Другое дело, что русскому большинству России нужна какая-то своя национальная форма представительства. Вот, скажем, татары или чеченцы могут обсуждать свои культурные и демографические проблемы в национальном парламенте, правительстве. А русские? Нам надо ждать, пока в Кремле почешутся и спросят: «Что это у нас русских все меньше становится? А русских с высшим образованием как-то и совсем уж мало? Что-то не то…» А если не зачешутся?

– Но не могли же тебя не выдвигать в патриотические лидеры!

– Ну да, не могли… Я помню, на съезде Союза писателей России – патриотического, которым Ганичев командует, – меня хотели секретарем выдвинуть. Но при обсуждении из зала вдруг стали выкрикивать: «Что ты нам тут про государственность рассказываешь? Ты же печатаешься в либерально-еврейских изданиях – в „МК“ и в „Комсомолке“!» Я ответил: «Какое вам дело, где я печатаюсь? Где хочу, там и буду!» И вышел из этого союза. Есть и еще одно обстоятельство. Я писатель с сатирическим взглядом на жизнь.

– Да, это с патриотизмом трудно сочетать, патриотизм – это же пафос…

– Да, почему-то считается, чувство юмора и ирония – признаки нерусского ума. Почему? Непонятно. Ведь гигантами сатиры в нашей литературе были Гоголь, Щедрин и Булгаков…
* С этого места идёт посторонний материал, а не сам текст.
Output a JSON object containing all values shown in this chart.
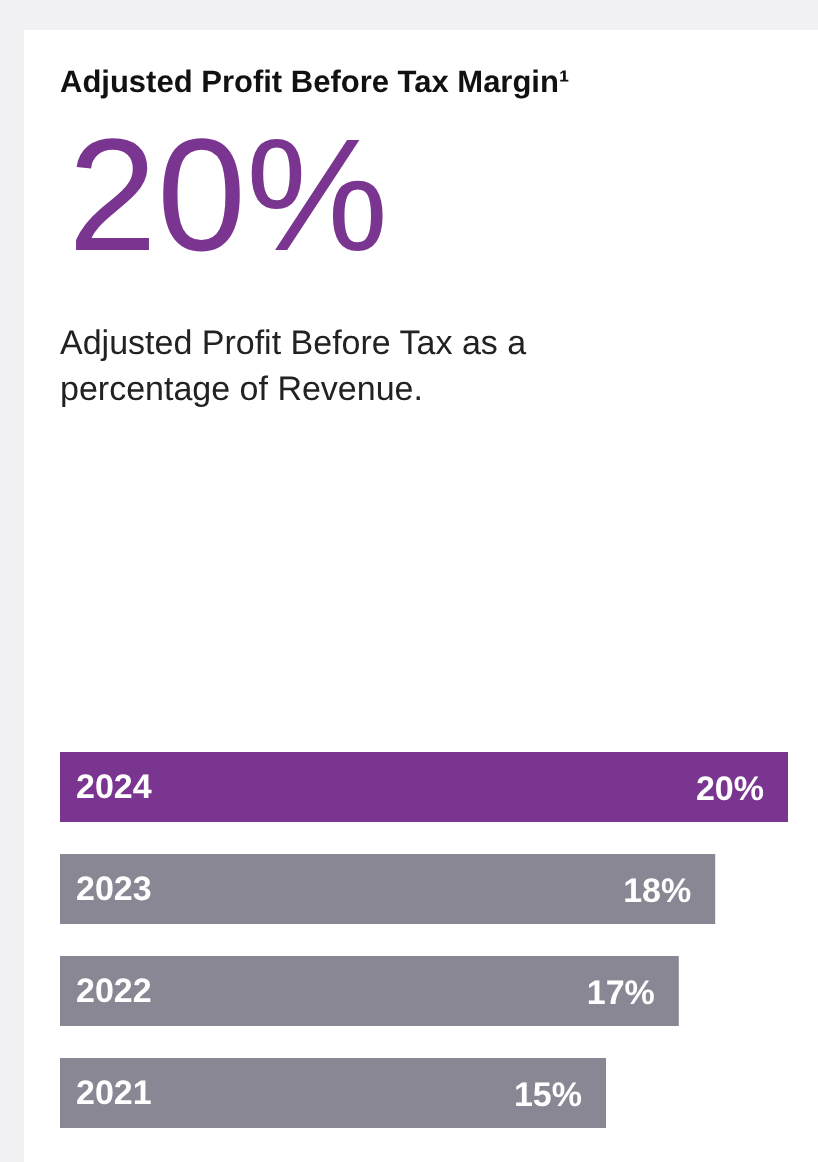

– Думаю, это связано с тем, что русские – молодой этнос, он думает, что надо делать серьезное лицо. А у древних народов – иначе.

– Во-первых, русские гораздо древнее, чем думают. В последние годы появилось много исследований на эту тему. Кстати, пропагандистом этих идей на страницах «ЛГ» выступает один из самых остроумных нынешних людей М. Задорнов. А во-вторых, взять, например, армян… Древний этнос, но чрезмерной иронии я у них не вижу… Твоя гипотеза хромает…

– «Армянское радио» и «Наша Раша», пожалуйста, вот тебе навскидку два примера замечательной иронии.

– Не уверен… «Армянское радио» придумывали всем миром… Так вот про иронию. В девяносто третьем году я выпустил повесть «Демгородок».

– А, это где олигархов ссылали в Сибирь?

– Вроде того… Мне за эту книжку навешали прилично. Сейчас, кстати, в театре имени Рубена Симонова поставили инсценировку «Демгородок», о том, как в современной России царь появился. Роскошный спектакль! Я вскоре после выхода повести дал ее почитать Распутину, это было в Переделкине, в Доме творчества. Он выходит на следующий день к ужину хмурый такой. «Не удалось полистать мою книжечку?» – спрашиваю. «Я прочитал, – говорит… – Сейчас народ так тяжело живет, такая колоссальная драма в стране – а вы в этой книжке смеетесь. Ну как можно смеяться в такое время?» Я говорю: «Валентин Григорьич, а как же Гоголь смеялся? А время его было тоже не самое лучезарное». «Но, Юра, вы же не Гоголь!» – ответил он. И на это мне возразить было нечего.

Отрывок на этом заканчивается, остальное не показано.